According to Taliaferro, emergency officials opened the subway for travel uptown only to the Bronx and Yonkers. She said a man in a military uniform guided them and others to the train station.

“Something about him just stood out to me because he was helpful, and that was my first time seeing a person in uniform trying to get people to safety,” she recalled. “We made it to the station, but were stuck there for five hours, from 4 p.m. to 9 p.m.”

During their wait, they still wondered if her dad was alright.

“My father finally got home that night at 11:39 p.m.,” she said with a tearful and grateful smile.

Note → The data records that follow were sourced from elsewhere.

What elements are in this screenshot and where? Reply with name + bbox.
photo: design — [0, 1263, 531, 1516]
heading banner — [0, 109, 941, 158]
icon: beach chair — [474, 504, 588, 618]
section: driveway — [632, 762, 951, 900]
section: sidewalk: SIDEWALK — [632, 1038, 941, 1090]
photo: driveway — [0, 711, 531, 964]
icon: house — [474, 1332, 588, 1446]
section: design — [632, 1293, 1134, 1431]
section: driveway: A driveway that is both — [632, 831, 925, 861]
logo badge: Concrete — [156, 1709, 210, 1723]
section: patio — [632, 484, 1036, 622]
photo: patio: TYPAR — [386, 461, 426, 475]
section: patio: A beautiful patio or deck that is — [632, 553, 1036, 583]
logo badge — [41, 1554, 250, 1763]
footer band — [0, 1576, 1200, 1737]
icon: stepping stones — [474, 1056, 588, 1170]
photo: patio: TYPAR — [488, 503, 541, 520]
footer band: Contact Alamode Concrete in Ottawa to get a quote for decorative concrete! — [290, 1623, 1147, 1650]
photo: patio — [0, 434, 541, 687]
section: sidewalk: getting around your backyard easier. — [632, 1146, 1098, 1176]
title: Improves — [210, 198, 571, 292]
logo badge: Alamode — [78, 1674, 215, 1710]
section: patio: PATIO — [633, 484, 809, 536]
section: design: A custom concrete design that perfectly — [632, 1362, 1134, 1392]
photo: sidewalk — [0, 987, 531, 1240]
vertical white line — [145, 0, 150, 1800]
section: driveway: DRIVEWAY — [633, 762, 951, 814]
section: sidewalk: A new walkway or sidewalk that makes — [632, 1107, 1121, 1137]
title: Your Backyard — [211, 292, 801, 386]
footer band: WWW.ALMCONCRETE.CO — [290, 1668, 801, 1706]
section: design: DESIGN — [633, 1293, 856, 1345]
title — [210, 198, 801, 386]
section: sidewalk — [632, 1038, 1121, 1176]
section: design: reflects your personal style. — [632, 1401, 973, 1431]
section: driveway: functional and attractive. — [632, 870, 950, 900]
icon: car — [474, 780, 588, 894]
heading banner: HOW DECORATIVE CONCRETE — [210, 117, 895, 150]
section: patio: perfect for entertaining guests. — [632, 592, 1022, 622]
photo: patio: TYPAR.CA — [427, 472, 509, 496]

That brief relief was overshadowed by the painful reality that other parents, sons and daughters, or even couples wouldn’t make it home to their families, Taliaferro noted. She said smoke loomed over the area, now known as Ground Zero, for at least seven months after that infamous day.

There was a mental cloud to bear as well.

“We were out of school for about a month and half. There was no virtual option back then,” she said. “My mom and dad were concerned whether it was safe for my mother to return to work.”

Several years later, after completing two years of college in Virginia, Taliaferro found herself at a crossroads in life.

“This was in 2006 and I felt I wanted to do something else,” she added. “Then my mind flashed back to the first responders on September 11th. I thought to myself, I can give back like them.”

Taliaferro later learned that the men and women navigating pedestrians to the subway on 9/11 were members of the New York Army National Guard.

“I’ve been in the Air Force Reserves 12 years. It’s been great, and I have learned a lot and seen a lot. I’ve come to see and understand the value of what we do as a military force, regardless of branch. We all matter in protecting this country.”